J Neurosci. 2003 Jul 16;23(15):6238-44. doi: 10.1523/JNEUROSCI.23-15-06238.2003.
We discovered a novel alternatively spliced form of synaptotagmin I (Syt I). This splicing event is conserved over evolution and, in Aplysia, results in a two amino acid insert in the juxtamembrane domain of Syt I (Syt IVQ). Both Syt I and Syt IVQ are localized to synaptic vesicles; however, we also observed punctae that contained one or the other spliced products. Both Syt I and Syt IVQ are phosphorylated at the adjacent PKC site. Overexpression of Syt IVQ, but not of Syt I, in Aplysia neurons blocked the ability of serotonin to reverse synaptic depression. This effect is upstream of PKC activation, because neither Syt IVQ nor Syt I blocked the effects of phorbol esters on reversing synaptic depression or the effects of serotonin on facilitating nondepressed synapses. Our results demonstrate a physiological role for splicing in the juxtamembrane domain of Syt I.

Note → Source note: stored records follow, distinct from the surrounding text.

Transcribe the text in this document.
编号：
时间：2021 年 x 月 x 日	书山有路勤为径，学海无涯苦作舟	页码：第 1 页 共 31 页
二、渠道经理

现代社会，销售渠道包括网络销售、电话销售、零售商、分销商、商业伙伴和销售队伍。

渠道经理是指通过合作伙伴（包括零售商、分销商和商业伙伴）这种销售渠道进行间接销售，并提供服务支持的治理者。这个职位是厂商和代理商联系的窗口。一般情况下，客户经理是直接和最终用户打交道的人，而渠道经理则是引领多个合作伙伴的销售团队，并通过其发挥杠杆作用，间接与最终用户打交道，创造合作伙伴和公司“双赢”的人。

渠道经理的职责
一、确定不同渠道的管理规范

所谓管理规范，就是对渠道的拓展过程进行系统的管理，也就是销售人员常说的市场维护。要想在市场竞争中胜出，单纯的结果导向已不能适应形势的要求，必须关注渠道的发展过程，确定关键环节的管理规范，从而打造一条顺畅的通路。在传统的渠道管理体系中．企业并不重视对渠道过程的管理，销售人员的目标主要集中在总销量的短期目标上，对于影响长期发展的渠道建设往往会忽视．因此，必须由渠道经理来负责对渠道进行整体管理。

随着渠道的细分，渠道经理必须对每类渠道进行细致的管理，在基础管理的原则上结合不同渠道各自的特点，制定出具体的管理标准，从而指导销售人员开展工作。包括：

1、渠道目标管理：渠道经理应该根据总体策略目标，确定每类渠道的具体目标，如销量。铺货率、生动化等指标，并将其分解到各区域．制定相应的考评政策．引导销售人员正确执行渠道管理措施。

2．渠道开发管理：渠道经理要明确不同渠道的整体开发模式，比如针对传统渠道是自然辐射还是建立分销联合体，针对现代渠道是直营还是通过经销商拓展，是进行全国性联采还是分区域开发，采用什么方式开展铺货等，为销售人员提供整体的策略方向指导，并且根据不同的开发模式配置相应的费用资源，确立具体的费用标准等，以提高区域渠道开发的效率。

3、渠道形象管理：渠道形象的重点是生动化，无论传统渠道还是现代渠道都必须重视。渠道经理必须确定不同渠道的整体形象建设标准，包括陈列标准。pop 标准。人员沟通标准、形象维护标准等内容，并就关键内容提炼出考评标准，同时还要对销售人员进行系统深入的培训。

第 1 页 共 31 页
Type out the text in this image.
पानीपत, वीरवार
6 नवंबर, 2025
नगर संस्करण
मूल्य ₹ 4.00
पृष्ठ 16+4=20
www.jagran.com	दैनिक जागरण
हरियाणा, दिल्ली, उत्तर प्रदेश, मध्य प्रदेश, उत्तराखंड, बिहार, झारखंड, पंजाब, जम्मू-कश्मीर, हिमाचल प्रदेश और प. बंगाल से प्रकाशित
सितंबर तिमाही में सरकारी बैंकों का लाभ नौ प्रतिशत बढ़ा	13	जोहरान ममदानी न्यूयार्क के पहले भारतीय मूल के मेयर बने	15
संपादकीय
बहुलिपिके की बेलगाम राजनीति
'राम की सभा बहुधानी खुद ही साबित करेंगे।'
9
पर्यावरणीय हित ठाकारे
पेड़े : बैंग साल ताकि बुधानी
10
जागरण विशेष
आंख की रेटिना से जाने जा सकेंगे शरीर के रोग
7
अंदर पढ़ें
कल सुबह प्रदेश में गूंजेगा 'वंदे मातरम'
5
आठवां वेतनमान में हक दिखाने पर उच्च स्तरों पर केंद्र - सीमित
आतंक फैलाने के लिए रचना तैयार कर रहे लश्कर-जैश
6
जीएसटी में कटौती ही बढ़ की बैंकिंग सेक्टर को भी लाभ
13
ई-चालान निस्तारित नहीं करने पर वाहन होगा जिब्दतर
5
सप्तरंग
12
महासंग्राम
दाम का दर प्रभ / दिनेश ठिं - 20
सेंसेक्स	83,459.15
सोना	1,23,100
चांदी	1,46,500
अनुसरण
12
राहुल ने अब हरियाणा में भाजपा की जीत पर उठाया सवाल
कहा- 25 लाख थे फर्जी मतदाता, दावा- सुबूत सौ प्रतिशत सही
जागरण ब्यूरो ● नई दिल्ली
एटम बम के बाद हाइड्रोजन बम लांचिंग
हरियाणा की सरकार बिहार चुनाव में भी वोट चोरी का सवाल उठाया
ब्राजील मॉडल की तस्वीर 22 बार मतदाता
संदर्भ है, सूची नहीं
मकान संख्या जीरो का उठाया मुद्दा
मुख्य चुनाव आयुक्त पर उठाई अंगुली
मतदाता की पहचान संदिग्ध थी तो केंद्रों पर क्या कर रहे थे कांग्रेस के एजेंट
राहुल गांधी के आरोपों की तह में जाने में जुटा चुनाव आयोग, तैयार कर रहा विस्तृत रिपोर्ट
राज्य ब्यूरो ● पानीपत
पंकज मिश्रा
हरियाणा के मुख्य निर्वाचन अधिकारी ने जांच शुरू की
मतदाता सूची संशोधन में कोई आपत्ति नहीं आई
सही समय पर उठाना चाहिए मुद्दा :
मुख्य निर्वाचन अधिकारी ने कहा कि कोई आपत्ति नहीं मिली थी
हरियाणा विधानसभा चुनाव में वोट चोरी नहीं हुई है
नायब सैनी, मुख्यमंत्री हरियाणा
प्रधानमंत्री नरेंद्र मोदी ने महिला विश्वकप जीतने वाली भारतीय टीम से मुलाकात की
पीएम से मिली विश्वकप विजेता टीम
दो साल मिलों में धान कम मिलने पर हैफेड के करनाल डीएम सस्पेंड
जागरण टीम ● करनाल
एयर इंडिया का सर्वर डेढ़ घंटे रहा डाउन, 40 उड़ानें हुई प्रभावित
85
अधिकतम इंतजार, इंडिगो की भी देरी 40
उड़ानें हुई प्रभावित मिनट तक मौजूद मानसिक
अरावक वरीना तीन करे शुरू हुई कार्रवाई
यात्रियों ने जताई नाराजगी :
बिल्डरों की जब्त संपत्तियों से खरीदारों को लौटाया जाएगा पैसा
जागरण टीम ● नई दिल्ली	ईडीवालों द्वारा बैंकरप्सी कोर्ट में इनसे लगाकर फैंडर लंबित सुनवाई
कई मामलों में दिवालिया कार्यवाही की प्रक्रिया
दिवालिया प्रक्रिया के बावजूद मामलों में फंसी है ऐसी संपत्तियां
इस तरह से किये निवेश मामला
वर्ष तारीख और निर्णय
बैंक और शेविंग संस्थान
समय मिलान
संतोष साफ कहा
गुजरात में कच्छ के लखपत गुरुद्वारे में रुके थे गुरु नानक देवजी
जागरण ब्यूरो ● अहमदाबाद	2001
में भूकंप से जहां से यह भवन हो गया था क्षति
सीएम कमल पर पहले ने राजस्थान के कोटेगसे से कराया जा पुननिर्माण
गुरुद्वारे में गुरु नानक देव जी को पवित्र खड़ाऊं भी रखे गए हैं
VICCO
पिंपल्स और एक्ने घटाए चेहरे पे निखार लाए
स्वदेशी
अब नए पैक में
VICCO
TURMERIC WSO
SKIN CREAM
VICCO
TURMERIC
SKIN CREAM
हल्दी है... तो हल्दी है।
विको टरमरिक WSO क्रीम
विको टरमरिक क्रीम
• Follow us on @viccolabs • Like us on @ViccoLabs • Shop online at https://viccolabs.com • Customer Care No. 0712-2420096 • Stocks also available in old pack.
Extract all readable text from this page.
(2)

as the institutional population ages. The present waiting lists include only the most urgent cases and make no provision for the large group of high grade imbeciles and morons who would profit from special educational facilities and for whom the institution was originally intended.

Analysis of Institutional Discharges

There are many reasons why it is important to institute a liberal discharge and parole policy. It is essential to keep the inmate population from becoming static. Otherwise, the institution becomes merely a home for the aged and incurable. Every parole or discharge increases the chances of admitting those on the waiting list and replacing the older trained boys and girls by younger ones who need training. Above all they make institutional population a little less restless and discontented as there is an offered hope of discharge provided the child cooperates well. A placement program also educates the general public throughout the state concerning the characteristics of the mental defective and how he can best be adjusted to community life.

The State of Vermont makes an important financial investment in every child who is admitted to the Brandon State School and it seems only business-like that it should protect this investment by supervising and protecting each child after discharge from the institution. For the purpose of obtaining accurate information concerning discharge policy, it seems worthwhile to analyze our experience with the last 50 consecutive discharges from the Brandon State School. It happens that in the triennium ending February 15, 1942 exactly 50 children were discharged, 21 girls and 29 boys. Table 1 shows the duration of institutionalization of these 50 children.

我们发现了一种新的突触结合蛋白I(Syt I)可变剪接形式。这种剪接事件在进化过程中是保守的,在海兔中,它导致Syt I(Syt IVQ)的近膜结构域中插入两个氨基酸。Syt I和Syt IVQ都定位于突触小泡;然而,我们也观察到含有其中一种剪接产物的点状结构。Syt I和Syt IVQ在相邻的蛋白激酶C(PKC)位点均被磷酸化。在海兔神经元中过表达Syt IVQ而非Syt I,会阻断5-羟色胺逆转突触抑制的能力。这种效应发生在PKC激活的上游,因为Syt IVQ和Syt I均未阻断佛波酯对逆转突触抑制的作用或5-羟色胺对促进未受抑制突触的作用。我们的结果证明了Syt I近膜结构域剪接的生理作用。